Dass es sich bei einer klassischen Kriminalgeschichte eigentlich um einen simplen Plott handelt, nämlich diesem, daß eine aus den Fugen geratene abgeschlossene Welt durch vornehmlich DetektivIn/PolizistIn wieder ins Lot gebracht wird und dieser Vorgang als psychische Sublimierung von Wünschen und Frustrationen der LeserInnen verstanden werden kann, davon geht auch ein gänzlich unterschiedliches Buch über Bankraub aus. Neben einer erklecklichen Anzahl von Beispielen des Bankraubes finden sich in "Vabanque" sehr unterschiedliche Ansätze zu Theorie und Praxis von Banküberfällen. Wie es sich für linke Verlage gehört, darf auch der Klassenaspekt nicht fehlen, allgemein dürfte der Ansatz jedoch im weitesten Sinne einer Spontisoziologie zuzuordnen sein. Allerdings ist den AutorInnen auch hier anzumerken, daß sie sich in lustvollen Gedankenspielen gewälzt haben, somit ohne moralische Komponente des klassischen Kriminalromans so etwas wie subversiven Tagträumereien nachgegangen sind. Aus diesem Kontext bricht nur ein Autor heraus, nämlich Klaus Viehmann, der selbst wegen angeblicher Beteiligung an einem Bankraub der Bewegung 2. Juni vor Gericht gestanden hat.
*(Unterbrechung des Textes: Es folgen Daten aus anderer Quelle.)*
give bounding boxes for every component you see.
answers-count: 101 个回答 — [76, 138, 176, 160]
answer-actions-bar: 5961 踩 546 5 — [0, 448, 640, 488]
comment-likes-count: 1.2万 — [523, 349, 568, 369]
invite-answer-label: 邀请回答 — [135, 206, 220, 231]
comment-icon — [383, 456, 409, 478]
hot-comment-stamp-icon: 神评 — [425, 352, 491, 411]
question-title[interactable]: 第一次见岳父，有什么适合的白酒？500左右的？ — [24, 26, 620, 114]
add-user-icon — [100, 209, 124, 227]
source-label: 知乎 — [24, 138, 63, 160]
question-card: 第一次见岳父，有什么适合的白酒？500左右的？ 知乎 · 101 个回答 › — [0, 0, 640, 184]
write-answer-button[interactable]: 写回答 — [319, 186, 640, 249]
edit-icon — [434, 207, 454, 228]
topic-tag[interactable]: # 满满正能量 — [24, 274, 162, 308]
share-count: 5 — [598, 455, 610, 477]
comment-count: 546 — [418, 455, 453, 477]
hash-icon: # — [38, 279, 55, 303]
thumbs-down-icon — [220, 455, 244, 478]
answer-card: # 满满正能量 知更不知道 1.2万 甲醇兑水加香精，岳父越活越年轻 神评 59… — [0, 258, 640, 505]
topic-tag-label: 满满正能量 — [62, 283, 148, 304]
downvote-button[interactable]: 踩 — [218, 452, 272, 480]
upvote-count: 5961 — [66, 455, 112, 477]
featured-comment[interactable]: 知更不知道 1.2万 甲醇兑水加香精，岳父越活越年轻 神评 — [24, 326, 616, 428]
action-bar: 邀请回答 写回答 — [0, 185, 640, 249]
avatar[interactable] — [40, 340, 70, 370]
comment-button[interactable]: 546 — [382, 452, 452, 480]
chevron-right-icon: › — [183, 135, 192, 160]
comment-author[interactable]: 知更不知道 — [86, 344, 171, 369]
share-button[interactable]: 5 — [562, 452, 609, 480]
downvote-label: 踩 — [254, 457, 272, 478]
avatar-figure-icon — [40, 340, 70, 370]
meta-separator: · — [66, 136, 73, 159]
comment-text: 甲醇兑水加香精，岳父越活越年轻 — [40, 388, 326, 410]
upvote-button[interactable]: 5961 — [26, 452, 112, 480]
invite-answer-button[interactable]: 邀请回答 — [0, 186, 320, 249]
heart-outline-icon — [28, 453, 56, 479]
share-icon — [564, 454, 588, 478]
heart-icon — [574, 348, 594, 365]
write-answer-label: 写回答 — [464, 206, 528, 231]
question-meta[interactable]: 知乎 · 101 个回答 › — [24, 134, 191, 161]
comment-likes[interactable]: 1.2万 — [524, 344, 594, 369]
Seine profunden Kenntnisse in "Handwerk hat goldenen Boden - reale Technik und ein fiktiver Raub" kommen im Gegensatz zu anderen Beiträgen ohne irgendeine Fußnote über Quellen aus. Erfahrung spricht, wo andere imaginieren. In "Notgroschen der Revolution" bedauert er denn auch ein bißchen, daß Bankraub "als linker Gelderwerb ausgedient" hat und von Lohnarbeit, Erbschaften, Stiftungen und Staatsgeld abgelöst worden ist. "Eine Linke, die geklautes Geld nutzt, hat sicher eine andere Haltung als eine, die sich unbedingt legal finanziert".
Aber auch wer mit dem Viehmannschen Postulat etwas überfordert ist, wird einen Befreiungsschub für ihre bzw. seine verschüttete kriminelle Energie, die im bürgerlichen Rechtsstaat psychohygienisch ungesund unterdrückt wird, durch die Geschichten von Ronald Biggs und Co. fühlen.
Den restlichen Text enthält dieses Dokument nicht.